A culture of following blanket directives in fear of discipline isn’t one which promotes the individuality necessary for a student to take their own initiative and become a leader. Sacrificing creativity for rigor, innovation for the grades necessary to make the next level, our students are placed into stifling educational environments which punish deviation and reward groupthink.
What fear does to tomorrow’s leaders
One high school in Washington D.C., known to be one of the hardest schools in all of the United States, has built such a culture of fear that students skip class to hide in the library in hopes of acing the next big test on the docket. It’s a grading culture which tells students that their entire futures are predicated upon the approval of the system. Top-achievers live in constant fear of slipping up, watching their potential careers vanish as others race ahead of them who are much more adept at playing the game.

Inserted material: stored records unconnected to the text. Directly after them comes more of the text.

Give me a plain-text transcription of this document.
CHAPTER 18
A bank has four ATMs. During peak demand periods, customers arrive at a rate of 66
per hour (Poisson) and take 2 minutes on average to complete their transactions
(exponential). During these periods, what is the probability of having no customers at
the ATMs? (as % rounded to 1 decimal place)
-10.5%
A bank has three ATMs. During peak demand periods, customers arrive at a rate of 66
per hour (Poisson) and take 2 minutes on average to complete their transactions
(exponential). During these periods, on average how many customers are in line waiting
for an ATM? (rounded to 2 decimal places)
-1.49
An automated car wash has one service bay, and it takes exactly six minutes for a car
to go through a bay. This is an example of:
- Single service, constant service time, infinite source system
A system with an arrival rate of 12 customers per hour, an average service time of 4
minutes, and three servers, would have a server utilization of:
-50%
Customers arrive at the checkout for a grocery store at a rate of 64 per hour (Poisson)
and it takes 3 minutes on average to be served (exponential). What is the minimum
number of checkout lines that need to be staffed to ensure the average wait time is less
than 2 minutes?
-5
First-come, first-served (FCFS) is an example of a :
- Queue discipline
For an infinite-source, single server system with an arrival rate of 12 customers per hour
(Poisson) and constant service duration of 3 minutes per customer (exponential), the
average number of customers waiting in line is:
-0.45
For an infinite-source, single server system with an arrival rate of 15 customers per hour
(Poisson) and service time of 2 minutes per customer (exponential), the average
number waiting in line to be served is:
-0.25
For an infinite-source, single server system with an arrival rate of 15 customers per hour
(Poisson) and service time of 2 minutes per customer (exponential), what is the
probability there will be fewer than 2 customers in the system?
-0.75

While testing and its consequences have their place, such a culture of fear turns students into anxious followers rather than potential leaders. The best entrepreneurs aren’t afraid of failure. In fact, they embrace the potential of failure in hopes of the next successful venture. Students who are afraid of their own shadows in school aren’t given the opportunity to embrace such an entrepreneurial spirit. They’re taught that their fears are always valid and worth fearing. That’s no way to build a future leader.
The Mark Cuban effect
Schools aren’t changing their didactic ways anytime soon, or not fast enough to really cultivate a culture of budding leadership in their student populace. So, it behooves students (and concerned parents) to look at sources outside of the educational system which reflect how success can be achieved without playing the follow-the-leader games of public education. Billionaire entrepreneur and media personality Mark Cuban was once suspended from high school for wearing a shirt with the word “bullshit” on it. He constantly got into trouble, unable to reconcile his own desire to lead with the bureaucratic structures of the educational system.
“It doesn’t matter how many times you fail. You only have to be right once and then everyone can tell you that you are an overnight success,” Cuban once said. If students can find a way to experience and learn different modes of grading success and failure, especially with their own ethics and wants and needs into account, they can break from the backward nature of the public education system and build themselves internally as confident leaders unafraid of a bad grade or a bad decision.